— Я вообще-то больше на покойника смотрел…
— Смотрели, говорите?
Румяный Максим Юрьевич положил руку на мое плечо и сладко улыбнулся.
— И что там высмотрели?
— Где? — не понял я.
— На покойнике!
Особист нетерпеливо пробарабанил пальцами по моему плечу короткую дробь.
— Ну, что… — протянул я. — Больно старый он какой-то…
— Вот как? — почти искренне изумился этот румяный пряник. — А в чем это выражалось?

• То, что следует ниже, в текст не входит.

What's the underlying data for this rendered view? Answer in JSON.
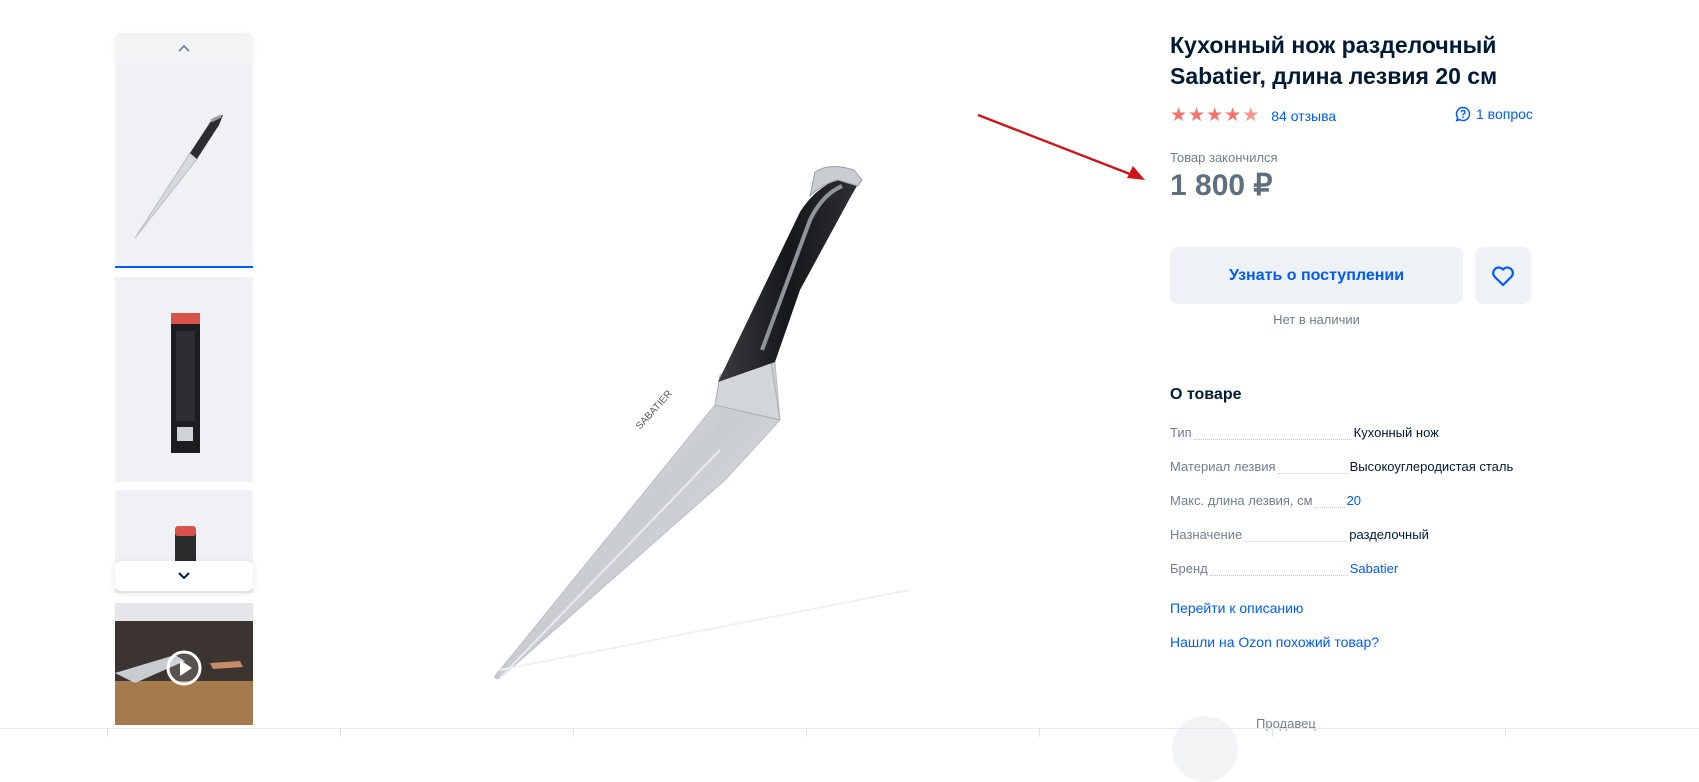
{
  "product": {
    "title": "Кухонный нож разделочный Sabatier, длина лезвия 20 см",
    "rating_value": 4.5,
    "reviews_label": "84 отзыва",
    "questions_label": "1 вопрос",
    "status_label": "Товар закончился",
    "price": "1 800 ₽",
    "notify_label": "Узнать о поступлении",
    "no_stock_label": "Нет в наличии"
  },
  "about": {
    "title": "О товаре",
    "specs": [
      {
        "name": "Тип",
        "value": "Кухонный нож",
        "link": false
      },
      {
        "name": "Материал лезвия",
        "value": "Высокоуглеродистая сталь",
        "link": false
      },
      {
        "name": "Макс. длина лезвия, см",
        "value": "20",
        "link": true
      },
      {
        "name": "Назначение",
        "value": "разделочный",
        "link": false
      },
      {
        "name": "Бренд",
        "value": "Sabatier",
        "link": true
      }
    ],
    "go_to_description": "Перейти к описанию",
    "found_similar": "Нашли на Ozon похожий товар?"
  },
  "seller": {
    "label": "Продавец"
  },
  "colors": {
    "accent": "#005bff",
    "stars": "#f5736a",
    "annotation_arrow": "#d0141a"
  },
  "icons": {
    "thumb_up": "chevron-up-icon",
    "thumb_down": "chevron-down-icon",
    "play": "play-icon",
    "favorite": "heart-icon",
    "question": "question-bubble-icon",
    "star": "star-icon"
  }
}
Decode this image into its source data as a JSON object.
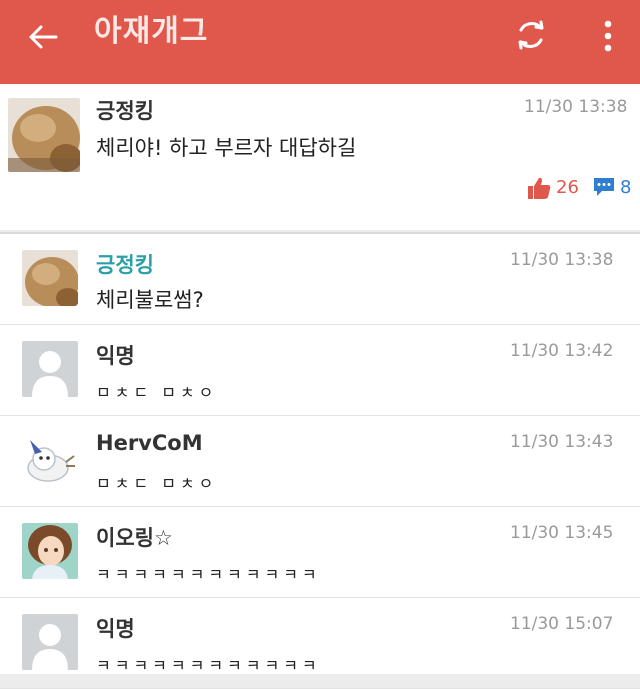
{
  "header": {
    "title": "아재개그",
    "back_icon": "back-arrow-icon",
    "refresh_icon": "refresh-icon",
    "menu_icon": "more-vert-icon",
    "color": "#e0584c"
  },
  "post": {
    "author": "긍정킹",
    "time": "11/30 13:38",
    "text": "체리야! 하고 부르자 대답하길",
    "likes": "26",
    "comments": "8"
  },
  "comments": [
    {
      "author": "긍정킹",
      "time": "11/30 13:38",
      "text": "체리불로썸?",
      "avatar": "photo",
      "highlight": true
    },
    {
      "author": "익명",
      "time": "11/30 13:42",
      "text": "ㅁㅊㄷ ㅁㅊㅇ",
      "avatar": "anonymous"
    },
    {
      "author": "HervCoM",
      "time": "11/30 13:43",
      "text": "ㅁㅊㄷ ㅁㅊㅇ",
      "avatar": "character"
    },
    {
      "author": "이오링☆",
      "time": "11/30 13:45",
      "text": "ㅋㅋㅋㅋㅋㅋㅋㅋㅋㅋㅋㅋ",
      "avatar": "anime"
    },
    {
      "author": "익명",
      "time": "11/30 15:07",
      "text": "ㅋㅋㅋㅋㅋㅋㅋㅋㅋㅋㅋㅋ",
      "avatar": "anonymous"
    }
  ]
}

— Кожа… — протянул я. — Кожа у него на лице не как у молодого. Будто он уже давно умер, а не тут… в поезде…
— Вы это серьезно?
Особист, казалось, искренне удивился.
Я снова пожал плечами. Скоро мои плечи, наверное, станут гигантскими, мощными и крепкими, словно камень, как у античного атланта, настолько часто мне приходится воспроизводить это движение в последнее время. Ну, что ж, в случае чего, если не поступлю в «универ», подамся на шабашку — держать балконы или даже подпирать мосты.
— А как же он, Саша, мог попасть в этот поезд? После смерти? — уточнил Пряник.
Почти физическим усилием удержавшись от очередного пожатия плечами, я усмехнулся как можно простодушнее.
— Получается, что никак. Но вам, конечно, виднее.
Максим Юрьевич молча походил по кабинету, несколько раз обойдя его по периметру, как кот ученый по цепи златой, после чего сокрушенно вздохнул.
— В том-то и дело, Саша, что даже и мы пока не знаем.
Он слегка нажал на слово «мы», явно напоминая, из каких всемогущих и всеведающих внутренних органов он сюда явился задавать мне вопросы.
— Но очень надеемся, что узнаем. В том числе и благодаря помощи таких как вы, сознательных советских граждан.
У каждого более-менее опытного журналиста обычно присутствует безошибочное чутье на речевые штампы. В жизни мне встречалось немало сотрудников всяческих силовых структур, которые только этими казенными оборотами и изъяснялись. Максим Юрьевич же принадлежал к той редкой категории особистов, у кого это получалось вполне органично. Таким хочется верить, слушать их и помогать им — преданно и беззаветно.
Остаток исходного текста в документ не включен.